I stood outside my closed classroom door and handed my students their "mission" as they walked in. It included the cold case background info and some vocabulary words that would be necessary for understanding the activity (tyrant, indictment, republic, dictator). The door was closed, and a bloody handprint was left on the window:
They opened the door to find a dark classroom, with police tape masking off a gruesome crime scene:
The outline of poor Caesar's dead body lay on the ground. (I got the whole "Police Kit" for $10...and the dagger was apparently damaged so I got that for $3... $13 is a pretty good investment since I will definitely be doing this again!)
One of the bloody daggers from the murderers was left behind, as well as a bloody handprint and blood spatter (Gel window decals from Target).

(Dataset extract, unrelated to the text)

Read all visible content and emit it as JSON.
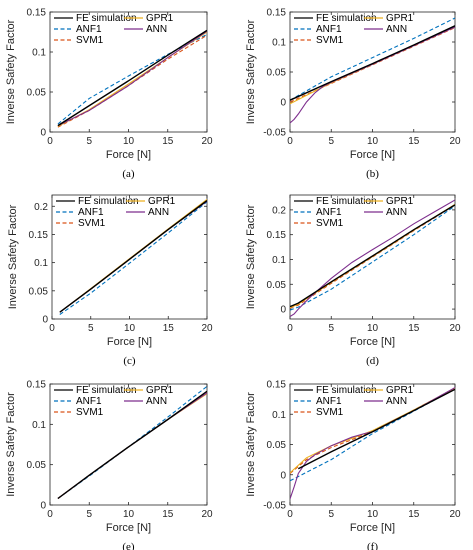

When the bell rang, I explained to them their mission as Crime Scene Investigators: to discover the motivation behind Caesar's death. Were the senators jealous and cruel? Or were they merely protecting Rome from potential tyranny? Or did Caesar purposely allow himself to be murdered, as a sort of suicide-by-cop situation?
We went through a brief PowerPoint with background information, then they watched this exciting intro clip (also found on the aforementioned website):
Then the kids assembled in to small investigative teams and rotated throughout the exhibits to gather enough evidence to make their decision:
One exhibit had them listening to a speech from Cassius, another had them watching a 2 minute video from a historian on the iPad:
After they rotated through the 8 stations, I had them examine their evidence. Then, they got in to groups based on what they believed was the true reason for Caesar's murder and wrote their indictments. As this blogger who used this lesson with her middle schoolers wrote, "It's a Common Core activity in disguise." She was so right! They are finding evidence from text in order to support a claim! That's what I've been trying to get them to do in their writing all year! Brilliant.
My addition to the lesson plan (because my class periods are 70 minutes) was having the kids debate each other afterward. They chose persuasive representatives to argue their findings and present the evidence. As with all lessons, this was awesome in one of my sections and fell flat in the other. My second section is a bit more competitive and has a few more confident/dramatic students, so having them argue against one another was a lot of fun to watch.
So here's the deal, at one point in the lesson I looked around and it appeared to me that all 29 of my 10th graders were completely engaged. No phones out. No iPads. No side conversations. That, in itself, however fleeting the moment may have been, was reward enough! And something tells me they are going to remember this lesson.
Now to find a way to do this with Romeo and Juliet for my freshmen! My mind is reeling already!